Brand name: Lexapro Generic name: Escitalopram oxalate
Why is Lexapro prescribed?
Lexapro is prescribed for major depression—a persistently low mood
that interferes with daily functioning. To be considered major, depression must
occur nearly every day for at least two weeks, and must include at least five of
the following symptoms: low mood, loss of interest in usual activities,
significant change in weight or appetite, change in sleep patters, agitation or
lethargy, fatigue, feelings of guilt or worthlessness, slowed thinking or lack
of concentration, and thoughts of suicide. Lexapro is also prescribed for
generalized anxiety disorder, a condition marked by excessive worry and anxiety
that is hard to control and interferes with daily life.
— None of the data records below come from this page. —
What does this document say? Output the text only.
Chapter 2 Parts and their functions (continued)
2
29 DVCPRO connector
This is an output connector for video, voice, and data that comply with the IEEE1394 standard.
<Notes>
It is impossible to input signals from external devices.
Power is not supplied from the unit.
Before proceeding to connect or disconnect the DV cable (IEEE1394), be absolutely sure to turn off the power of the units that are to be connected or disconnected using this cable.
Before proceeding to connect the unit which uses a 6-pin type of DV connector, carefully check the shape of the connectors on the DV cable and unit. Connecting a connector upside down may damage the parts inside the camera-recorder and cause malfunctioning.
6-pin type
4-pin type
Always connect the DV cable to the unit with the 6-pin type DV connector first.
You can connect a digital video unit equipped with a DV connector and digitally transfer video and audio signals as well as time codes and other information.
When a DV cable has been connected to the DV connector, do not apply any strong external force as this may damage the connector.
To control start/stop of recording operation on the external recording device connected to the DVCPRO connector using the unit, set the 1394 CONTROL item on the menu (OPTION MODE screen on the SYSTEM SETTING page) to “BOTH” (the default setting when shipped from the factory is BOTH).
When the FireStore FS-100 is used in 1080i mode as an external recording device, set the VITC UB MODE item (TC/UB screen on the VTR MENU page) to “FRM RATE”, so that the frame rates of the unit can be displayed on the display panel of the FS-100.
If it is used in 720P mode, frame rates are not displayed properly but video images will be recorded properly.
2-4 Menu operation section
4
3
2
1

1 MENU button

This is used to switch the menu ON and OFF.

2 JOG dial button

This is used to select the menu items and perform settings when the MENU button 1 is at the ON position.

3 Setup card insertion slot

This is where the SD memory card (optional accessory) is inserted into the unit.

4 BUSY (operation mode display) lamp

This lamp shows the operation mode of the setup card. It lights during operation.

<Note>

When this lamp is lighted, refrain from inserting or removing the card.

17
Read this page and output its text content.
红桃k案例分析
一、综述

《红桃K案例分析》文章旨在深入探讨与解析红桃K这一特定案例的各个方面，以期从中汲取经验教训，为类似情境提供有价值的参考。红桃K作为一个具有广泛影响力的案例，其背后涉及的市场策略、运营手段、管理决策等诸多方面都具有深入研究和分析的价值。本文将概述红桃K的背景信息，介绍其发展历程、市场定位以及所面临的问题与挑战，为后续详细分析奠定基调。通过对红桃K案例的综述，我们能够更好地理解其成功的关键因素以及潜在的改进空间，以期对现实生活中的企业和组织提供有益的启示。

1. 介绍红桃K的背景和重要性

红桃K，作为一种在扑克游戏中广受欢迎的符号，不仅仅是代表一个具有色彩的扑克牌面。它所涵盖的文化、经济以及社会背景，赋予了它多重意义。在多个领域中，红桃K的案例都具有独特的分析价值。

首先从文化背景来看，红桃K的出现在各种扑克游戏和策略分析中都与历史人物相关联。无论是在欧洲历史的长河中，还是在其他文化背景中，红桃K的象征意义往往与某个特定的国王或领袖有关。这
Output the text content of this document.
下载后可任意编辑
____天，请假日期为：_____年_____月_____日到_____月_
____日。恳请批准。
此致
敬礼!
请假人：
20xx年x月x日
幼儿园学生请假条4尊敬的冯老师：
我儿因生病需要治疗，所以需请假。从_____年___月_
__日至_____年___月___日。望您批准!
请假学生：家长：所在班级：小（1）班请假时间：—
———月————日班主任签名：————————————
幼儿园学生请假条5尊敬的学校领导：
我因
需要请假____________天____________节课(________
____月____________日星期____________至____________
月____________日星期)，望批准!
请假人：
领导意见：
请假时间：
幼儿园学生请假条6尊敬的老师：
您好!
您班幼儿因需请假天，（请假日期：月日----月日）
To be diagnosed with this disorder, your symptoms must have lasted at least 6 months and you must
have at least three of the following: restlessness, fatigue, poor concentration,
irritability, muscle tension, and sleep disturbances. Lexapro works by boosting
levels of serotonin, one of the chief chemical messengers in the brain. The drug
is a close chemical cousin of the antidepressant medication citalopram. Other
antidepressants that work by raising serotonin levels include fluoxetine,
paroxetine, and sertraline. Lexapro may also be used for purposes other than
those listed in this medication guide.
Please consult your physician before taking any medication.